これにより、胃痛、胃もたれなどの症状が現れることになります。
「最近、胃の調子が悪い」「胃がむかむかする」などのことでお悩みでしたら、一度ピロリ菌検査を受けられることをおすすめします。
ピロリ菌に感染すると胃がんリスクが5倍!?
ピロリ菌に持続感染すると、慢性的な胃炎により胃の粘膜が委縮してしまう「萎縮性胃炎」になる場合があり、これは胃がんリスクを高めることがわかっています。

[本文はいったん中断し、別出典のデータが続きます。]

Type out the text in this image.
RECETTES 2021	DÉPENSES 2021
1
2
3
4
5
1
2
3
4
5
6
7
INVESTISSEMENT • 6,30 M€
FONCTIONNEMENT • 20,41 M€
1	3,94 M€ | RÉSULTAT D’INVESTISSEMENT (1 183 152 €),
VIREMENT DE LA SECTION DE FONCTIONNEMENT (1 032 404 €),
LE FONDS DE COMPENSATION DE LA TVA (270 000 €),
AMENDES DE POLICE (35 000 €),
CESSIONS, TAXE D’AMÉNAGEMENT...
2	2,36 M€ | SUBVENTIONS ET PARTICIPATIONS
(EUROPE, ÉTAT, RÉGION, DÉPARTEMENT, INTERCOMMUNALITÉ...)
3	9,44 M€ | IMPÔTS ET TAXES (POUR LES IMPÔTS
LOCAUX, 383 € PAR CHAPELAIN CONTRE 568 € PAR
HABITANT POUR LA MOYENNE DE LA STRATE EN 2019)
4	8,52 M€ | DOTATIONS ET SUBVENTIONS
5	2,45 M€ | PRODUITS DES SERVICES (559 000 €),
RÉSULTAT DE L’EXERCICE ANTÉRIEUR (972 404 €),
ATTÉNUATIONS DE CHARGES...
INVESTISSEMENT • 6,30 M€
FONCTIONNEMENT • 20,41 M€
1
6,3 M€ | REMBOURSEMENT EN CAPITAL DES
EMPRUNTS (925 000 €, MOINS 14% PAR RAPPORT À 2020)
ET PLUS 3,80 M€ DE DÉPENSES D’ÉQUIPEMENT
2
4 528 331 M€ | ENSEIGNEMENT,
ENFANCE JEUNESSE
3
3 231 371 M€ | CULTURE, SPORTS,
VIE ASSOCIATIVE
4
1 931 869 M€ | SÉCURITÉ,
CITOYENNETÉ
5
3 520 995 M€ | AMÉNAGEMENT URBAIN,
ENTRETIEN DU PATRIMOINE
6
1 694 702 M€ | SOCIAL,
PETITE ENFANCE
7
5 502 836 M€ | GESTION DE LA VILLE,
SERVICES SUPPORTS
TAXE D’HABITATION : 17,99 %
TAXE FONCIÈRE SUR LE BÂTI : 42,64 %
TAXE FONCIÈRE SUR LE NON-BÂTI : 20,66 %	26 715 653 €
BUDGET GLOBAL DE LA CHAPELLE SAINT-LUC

ピロリ菌に感染している方と、そうでない方の胃がんリスクは5倍と言われていますので、胃がん予防のためにも慢性胃炎などの症状がある方は、一度検査を受けて除菌されることをおすすめします。
ピロリ菌の検査方法
ピロリ菌の検査方法には、胃カメラ検査を必要とするものと、必要としないものがあります。
胃カメラ検査を必要とする検査
迅速ウレアーゼ試験
ピロリ菌の持つウレアーゼ活性を利用して、アンモニアの有無を確認します。
鏡検法
採取した胃の粘膜を顕微鏡で観察して、ピロリ菌がいるかどうかを調べます。
培養法
採取した胃の粘膜を培養して、ピロリ菌がいるかどうかを調べます。
胃カメラ検査を必要としない検査
尿素呼気試験
診断薬を飲む前、飲んだ後の呼気を採取して、ピロリ菌感染の有無を確認します。
抗体測定
血液や尿からピロリ菌の抗体の有無を確認します。
糞便中抗原測定
便中からピロリ菌抗原を見つけます。
ピロリ菌除菌の流れ
1. 検査
主に「迅速ウレアーゼ試験」を行って、ピロリ菌感染を確認します。
2. 除菌開始
ピロリ菌感染が確認されたら、除菌治療を開始します。
2種類の抗菌薬と酸分泌抑制薬を朝食後と夕食後に1日2回服用します。
服用は1週間続けます。
3. 再検査
ピロリ菌除菌が成功したかどうか確認するために、服用終了後、2ヶ月後程度に「尿素呼気試験」を行います。
除菌が確認できたら、治療は終了となります。
4. 2回目の除菌
1回目の治療で除菌できなかった場合には、再度除菌治療を行います。
ピロリ菌除菌は、2回目まで保険適用で受けられます(3回目以降は自費診療)。
5. 再検査
ピロリ菌除菌が成功したかどうか確認するために、服用終了後、2ヶ月後程度に「尿素呼気試験」を行います。
除菌が確認できたら、治療は終了となります。
2回目までの除菌成功率は99%で、ほとんどの方が保険適用で除菌に成功されています。
ピロリ菌除菌中の注意
朝晩きちんとお薬を服用してください
ピロリ菌除菌のためのお薬を服用している間は、飲酒はお控えください。
また、服用を開始したら、必ず朝晩忘れずに飲むようにしてください。
服用をスキップしてしまうと、十分な効果が得られない場合がありますのでご注意ください。